MUSIC: Group finds beauty in trash
SCRAP ARTS MUSIC: Audience can’t help but absorb performers’ vibe.
By DAWNELL SMITH
When Scrap Arts Music got into the Phonk on Friday, the ice rink in Town Square started to melt. The roads got slushy. People unbuttoned their coats and peered around for the source of heat.
The audience inside the Alaska Center for the Performing Arts knew where the fire started. Right there on stage, with drumsticks and sculptural scrap instruments as varied as cymbal fragments, steel drums, gongs and artillery shells. The five performers flung themselves from instrument to instrument, gliding on wheeled drums or jumping, whirling and crouching from place to place.
All five performers have a rich background in percussion, but several played soccer for many years too. At times, their performance posed the question, is percussion a music style or sport?
Their sound went from muscular to sweet, tender to outrageous, goofy to lithe. A trancelike pall fell over the Atwood Concert Hall, and no one cared much that children screamed and laughed and bounced in their seats. Who wouldn’t?
At intermission, a teenage girl rapped the seat next to her like a hand drum and a boy about the same age re-enacted a drum solo from a seat on the mezzanine.
Scrap Arts Music has energy in spades and passes it on. They make music accessible, not precious. They play with an immediacy, athleticism and delicacy that move through the bones before getting to the brain.
Though they value their drums, no performer takes ownership of them. They leap from one to another, toss them aside and finish the show by throwing their last few instruments on stage after they exit.
The group’s founder, Gregory Kozak, built the instruments from scrap metal, hose, playground equipment, plumbing fixtures and other discards from construction sites and junk yards in Vancouver, British Columbia, the group’s home base.
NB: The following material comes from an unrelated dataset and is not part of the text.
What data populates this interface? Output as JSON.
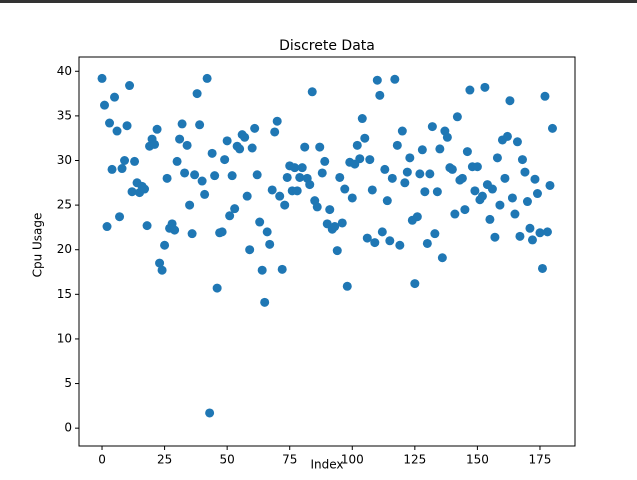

Using drums made of scrap material is not just an artistic choice but a political one. When you see junk transformed into this kind of visual and aural magnificence, you think about rummaging through the recycling bin and hanging onto those few boxes of household appliances. Come to think of it, Alaska is loaded with scrap potential, much of it in our yards.
Yet for all the show’s physicality, political implications and humor, the performers touched much deeper emotional notes in their quieter pieces, gracefully turning discarded objects into vehicles of wistfulness and loveliness.
In the opening number, Kozak used a cymbal fragment to play a lonely scrap tune. Soon after, the others joined him, using lines of ABS pipe as instruments.
But not long into the show, Scrap Arts blasted into several explosive numbers on instruments with names such as the Humunga drum, Junk-on-a-Stick, Scorpion drums and the Plankophone. Their arms and sticks moved like jackhammers as their feet bounced and leaped through compositions such as “Engine of the Future,” “Phonk” and “Synthesoid Plasmatron.”
After a lively number, the players stood in a line as if to bow to the crowd, but then they bent down to pick up their Annoy-o-phones and began inflating the balloons like circus buffoons. With silly instruments in hand, the performers clowned around with whining, wheezing sounds until they popped their balloons in unison and marched off for the next number.
Much later, Kozak played one of the more surprising and arresting pieces on a tall string/percussion instrument, the Mojo, that rolled on stage like an IV stand. He played the Mojo like a harp or bass, plucking strings in a melodic way, then using drum sticks to sustain the resonance of both beat and string. That an instrument could come from the union of a sailboard mast, steel bowls, wood, aluminum scraps, and piano and bass strings encapsulates the magic and artistry of the show.
Scrap Arts performed only once in Anchorage but spent time doing workshops, scouring for junk and visiting other communities in the state. Alaska Junior Theater, the presenter of the show, is also collaborating with Rare Earth and several other groups to develop scrap arts bands in Alaska.
Come spring, we can see what magic comes of Alaska scrap when the first of those bands plays downtown on Earth Day, April 22.
In the meantime, keep an ear to the junk yard. You never know what you might hear.